“Diego Maradona is the reason for the weak who must play within the rules and with the rules”

Tribune. Working on the religion of the popular classes of Argentina and Brazil, Argentinian anthropologist Pablo Seman called their culture “Cosmological, holistic and relational”. That is to say, men are not so clearly separated from the gods as one would like. There are Maradona and Eva Peron, as there once was Joan of Arc and Mother Teresa elsewhere. Just as between the real and the supernatural, politics, religion and culture are not so clearly separated from each other. This is also one of the reasons that makes it difficult to understand Latin American football in Europe.

Read also: Argentinian “god” of the round ball, Diego Maradona is dead

Across the Atlantic, the round ball is not a “sport”, uprooted from politics, culture and religion. There is not an Argentinian who does not know that Pope Francis is a Peronist and “Hincha”, supporter of San Lorenzo, the club in the Almagro district in Buenos Aires. This information is of capital importance in Argentina, where you don’t support a team, you belong to it. Being from Boca or River has important social and political connotations.

In addition, individuals do not have a complete choice of which jersey they will cry for. You are often affiliated with a club by your father or uncle and you cannot change it during your life. Social mobility is impossible in football. Until her death, Maradona was “Bostero” (“Bouseux”), nickname given to the supporters of Boca Juniors, and this independently of the teams whose jersey he wore. Boca is an identity, the others are contracts.

Football as an artistic object

In Latin America, football is a culture in two ways. On the one hand, because the game makes it possible to symbolize life, in particular political life, and to offer multiple metaphors. Having a sense of strategy, for example, is “Parar la pelota y levantar la cabeza” (“Stop the ball and look up”). On the other hand, because in the game the arts find poetry and sublimation. Writers, photographers, filmmakers, painters, musicians and dancers take football as an artistic object, and Maradona himself has been a sublime artist or magician.
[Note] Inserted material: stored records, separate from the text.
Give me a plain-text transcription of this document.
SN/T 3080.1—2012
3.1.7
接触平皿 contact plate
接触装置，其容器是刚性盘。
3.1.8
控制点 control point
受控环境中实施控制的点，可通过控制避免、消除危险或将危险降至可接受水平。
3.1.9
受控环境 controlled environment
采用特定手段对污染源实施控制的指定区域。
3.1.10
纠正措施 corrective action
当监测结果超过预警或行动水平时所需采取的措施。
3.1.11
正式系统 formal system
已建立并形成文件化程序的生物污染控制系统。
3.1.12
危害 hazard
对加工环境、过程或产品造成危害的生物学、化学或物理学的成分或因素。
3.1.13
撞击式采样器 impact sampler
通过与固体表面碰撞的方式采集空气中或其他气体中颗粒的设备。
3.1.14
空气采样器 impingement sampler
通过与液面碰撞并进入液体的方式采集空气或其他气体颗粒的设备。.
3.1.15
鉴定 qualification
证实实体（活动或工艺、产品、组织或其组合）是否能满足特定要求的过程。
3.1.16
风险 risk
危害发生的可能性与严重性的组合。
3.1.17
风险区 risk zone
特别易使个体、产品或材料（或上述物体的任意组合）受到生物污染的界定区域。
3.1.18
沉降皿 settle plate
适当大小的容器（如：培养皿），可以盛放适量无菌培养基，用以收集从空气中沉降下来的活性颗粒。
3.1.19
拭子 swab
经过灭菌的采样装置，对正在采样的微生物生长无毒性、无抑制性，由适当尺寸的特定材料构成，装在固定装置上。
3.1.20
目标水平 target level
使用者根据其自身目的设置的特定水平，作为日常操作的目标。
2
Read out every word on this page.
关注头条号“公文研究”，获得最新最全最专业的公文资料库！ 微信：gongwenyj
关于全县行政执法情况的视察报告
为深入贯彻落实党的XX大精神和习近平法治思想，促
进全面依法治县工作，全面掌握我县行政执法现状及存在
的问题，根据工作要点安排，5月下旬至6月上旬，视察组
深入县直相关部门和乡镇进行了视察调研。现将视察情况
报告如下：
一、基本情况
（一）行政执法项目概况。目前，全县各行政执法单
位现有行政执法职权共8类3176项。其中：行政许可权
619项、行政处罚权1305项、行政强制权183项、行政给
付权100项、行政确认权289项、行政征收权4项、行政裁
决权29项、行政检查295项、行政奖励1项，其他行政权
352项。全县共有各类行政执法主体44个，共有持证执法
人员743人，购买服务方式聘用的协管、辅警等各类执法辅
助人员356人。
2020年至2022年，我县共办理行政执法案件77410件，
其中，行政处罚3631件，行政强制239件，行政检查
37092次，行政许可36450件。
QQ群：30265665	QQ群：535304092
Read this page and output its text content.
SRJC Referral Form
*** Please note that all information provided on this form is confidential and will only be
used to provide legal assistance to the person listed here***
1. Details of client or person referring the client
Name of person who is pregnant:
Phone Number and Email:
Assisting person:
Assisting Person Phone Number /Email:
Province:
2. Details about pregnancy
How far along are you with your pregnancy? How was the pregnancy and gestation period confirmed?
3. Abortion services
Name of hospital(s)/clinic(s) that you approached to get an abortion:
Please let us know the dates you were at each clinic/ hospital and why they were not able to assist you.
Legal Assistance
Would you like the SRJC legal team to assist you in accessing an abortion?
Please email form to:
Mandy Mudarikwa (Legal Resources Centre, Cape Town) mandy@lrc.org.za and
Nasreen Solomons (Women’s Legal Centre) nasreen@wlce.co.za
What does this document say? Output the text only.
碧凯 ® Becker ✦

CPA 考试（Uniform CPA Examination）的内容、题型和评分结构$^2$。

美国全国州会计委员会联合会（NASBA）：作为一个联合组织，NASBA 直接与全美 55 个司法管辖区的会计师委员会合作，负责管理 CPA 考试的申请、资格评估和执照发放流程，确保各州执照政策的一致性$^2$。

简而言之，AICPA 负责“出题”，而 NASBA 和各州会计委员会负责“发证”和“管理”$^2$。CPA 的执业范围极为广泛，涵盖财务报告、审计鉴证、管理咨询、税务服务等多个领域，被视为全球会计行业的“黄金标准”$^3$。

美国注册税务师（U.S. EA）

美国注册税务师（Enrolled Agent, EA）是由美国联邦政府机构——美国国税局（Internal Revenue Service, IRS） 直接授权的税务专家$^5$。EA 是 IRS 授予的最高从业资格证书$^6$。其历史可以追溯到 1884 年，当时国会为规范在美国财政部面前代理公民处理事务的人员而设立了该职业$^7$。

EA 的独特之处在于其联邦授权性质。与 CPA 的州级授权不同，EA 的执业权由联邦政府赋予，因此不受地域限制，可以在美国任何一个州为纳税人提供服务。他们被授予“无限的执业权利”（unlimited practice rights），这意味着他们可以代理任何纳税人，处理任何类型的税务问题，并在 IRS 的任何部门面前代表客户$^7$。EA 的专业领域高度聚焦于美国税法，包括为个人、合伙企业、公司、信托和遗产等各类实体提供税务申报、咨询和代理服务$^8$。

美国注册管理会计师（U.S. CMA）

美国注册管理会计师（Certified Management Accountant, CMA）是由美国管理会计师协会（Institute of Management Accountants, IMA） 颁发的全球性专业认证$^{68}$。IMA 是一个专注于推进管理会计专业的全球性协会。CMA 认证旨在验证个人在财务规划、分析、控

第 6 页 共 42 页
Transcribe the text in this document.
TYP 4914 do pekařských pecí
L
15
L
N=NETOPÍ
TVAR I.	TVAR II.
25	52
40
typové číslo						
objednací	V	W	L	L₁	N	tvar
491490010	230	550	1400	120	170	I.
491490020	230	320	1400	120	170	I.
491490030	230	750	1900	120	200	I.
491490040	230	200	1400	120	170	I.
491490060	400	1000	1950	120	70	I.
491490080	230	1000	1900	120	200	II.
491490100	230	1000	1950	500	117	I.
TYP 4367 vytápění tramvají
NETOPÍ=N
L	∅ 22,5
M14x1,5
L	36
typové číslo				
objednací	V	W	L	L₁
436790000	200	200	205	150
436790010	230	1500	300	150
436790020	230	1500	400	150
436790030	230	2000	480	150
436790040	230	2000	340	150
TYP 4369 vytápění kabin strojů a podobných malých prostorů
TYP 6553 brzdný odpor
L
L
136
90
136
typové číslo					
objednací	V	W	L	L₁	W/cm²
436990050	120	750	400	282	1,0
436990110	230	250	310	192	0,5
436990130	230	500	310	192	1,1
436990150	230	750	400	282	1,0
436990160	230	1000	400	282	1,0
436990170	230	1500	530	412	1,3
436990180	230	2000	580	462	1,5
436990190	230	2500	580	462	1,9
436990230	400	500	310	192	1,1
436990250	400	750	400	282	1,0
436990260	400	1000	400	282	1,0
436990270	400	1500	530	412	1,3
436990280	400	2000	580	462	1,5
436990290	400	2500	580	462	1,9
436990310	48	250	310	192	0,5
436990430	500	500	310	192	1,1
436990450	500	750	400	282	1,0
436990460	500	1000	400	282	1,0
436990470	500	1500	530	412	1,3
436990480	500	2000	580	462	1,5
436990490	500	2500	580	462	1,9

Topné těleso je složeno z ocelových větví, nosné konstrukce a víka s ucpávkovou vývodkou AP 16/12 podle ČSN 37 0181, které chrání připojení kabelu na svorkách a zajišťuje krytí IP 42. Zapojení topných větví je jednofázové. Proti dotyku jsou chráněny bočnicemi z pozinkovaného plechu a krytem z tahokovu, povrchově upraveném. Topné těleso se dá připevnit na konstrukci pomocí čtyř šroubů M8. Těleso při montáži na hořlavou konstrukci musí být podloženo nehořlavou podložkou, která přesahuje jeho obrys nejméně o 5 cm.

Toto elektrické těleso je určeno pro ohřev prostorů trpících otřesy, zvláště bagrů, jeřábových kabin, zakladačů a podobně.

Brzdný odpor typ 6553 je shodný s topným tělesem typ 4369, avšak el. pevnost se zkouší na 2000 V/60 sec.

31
On the pitch, at the stadium (the stands are essential) and in the city, there is a production of meaning. The player and his audience are not reduced to the body, they speak, make people speak, produce an emotion that takes part in the world like all other forms of culture. Among the reasons set out in his decree of Wednesday, November 25 establishing three days of national mourning, the Argentine President, Alberto Fernandez, mentions many of the sporting conquests of Maradona, but he also says solemnly that “His tears during the defeat in the final of the 1990 World Cup in Italy are engraved in the eyes of an entire country”.